I am going to be assuming that you have a directory at $HOME/software
in which we will be working. In there, there should be a number of subdirectories:
bin
: For binaries, already added to yourPATH
lib
: For library files - we'll be configuring this correctly in this guiderepos
: For git repositories we clone
Make sure you have your snacks - this was a long ride to figure out and write - and it's an equally long ride to follow. I recommend reading this all the way through before actually executing anything to get an overall idea as to the process you'll be following and the assumptions I've made to keep this post a reasonable length.
Setting up
Before we begin, we need some dependencies:
gcc
- The compilergit
- For checking out the cpython git repositoryreadline
- An optional dependency of cpython (presumably for the REPL)

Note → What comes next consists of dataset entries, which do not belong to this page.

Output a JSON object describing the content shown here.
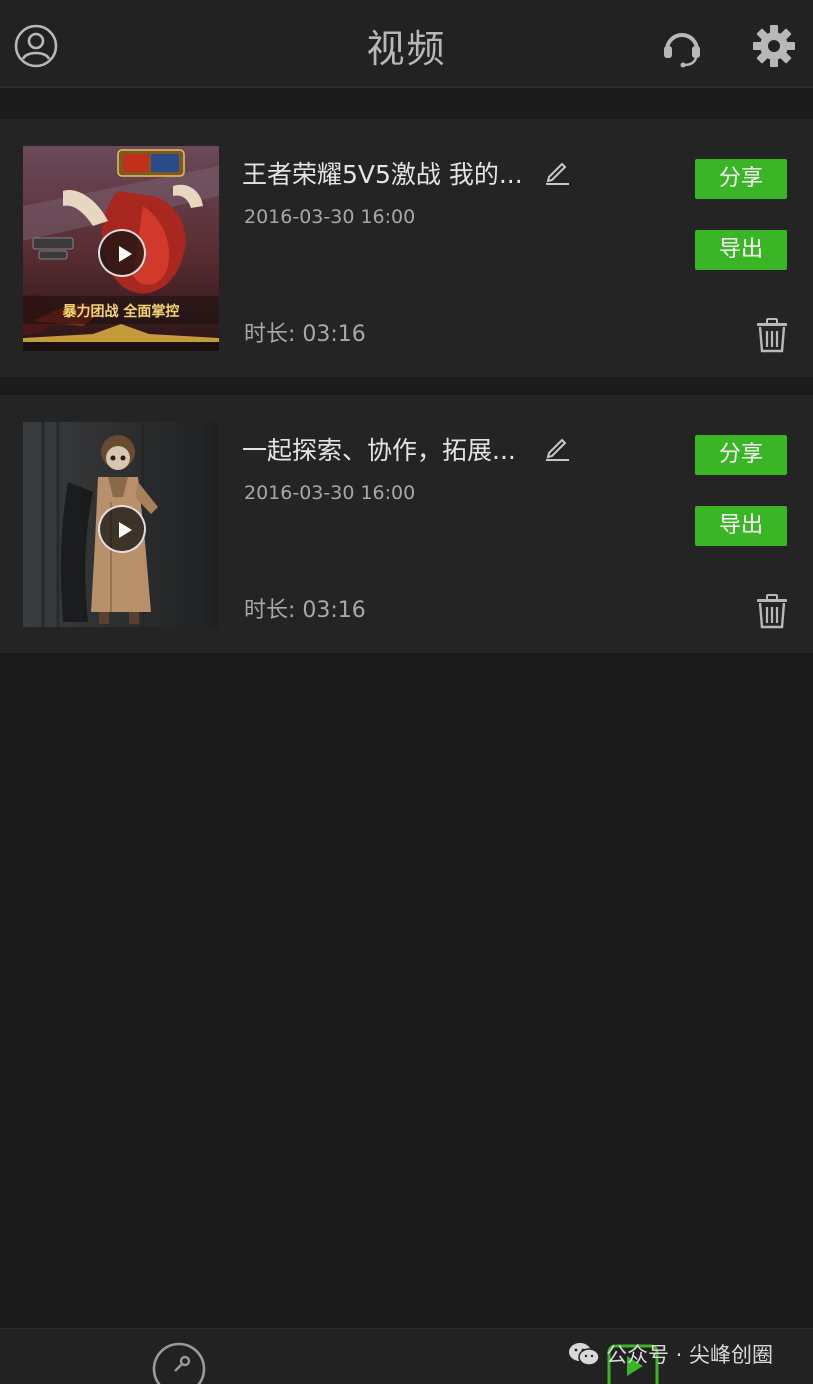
{
  "header": {
    "title": "视频"
  },
  "videos": [
    {
      "title": "王者荣耀5V5激战 我的...",
      "date": "2016-03-30  16:00",
      "duration": "时长: 03:16",
      "share_label": "分享",
      "export_label": "导出",
      "thumb_caption": "暴力团战 全面掌控"
    },
    {
      "title": "一起探索、协作，拓展...",
      "date": "2016-03-30  16:00",
      "duration": "时长: 03:16",
      "share_label": "分享",
      "export_label": "导出"
    }
  ],
  "watermark": {
    "text": "公众号 · 尖峰创圈"
  },
  "colors": {
    "accent_green": "#3ab526",
    "background": "#1b1b1b",
    "card": "#242424"
  }
}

On Viper, we can load these like so:
module load utilities/multi
module load gcc/10.2.0
module load readline/7.0
Compiling openssl
We also need to clone the openssl
git repo and build it from source:
cd ~/software/repos
git clone git://git.openssl.org/openssl.git; # Clone the git repo
cd openssl; # cd into it
git checkout OpenSSL_1_1_1-stable; # Checkout the latest stable branch (do git branch -a to list all branches; Python will complain at you during build if you choose the wrong one and tell you what versions it supports)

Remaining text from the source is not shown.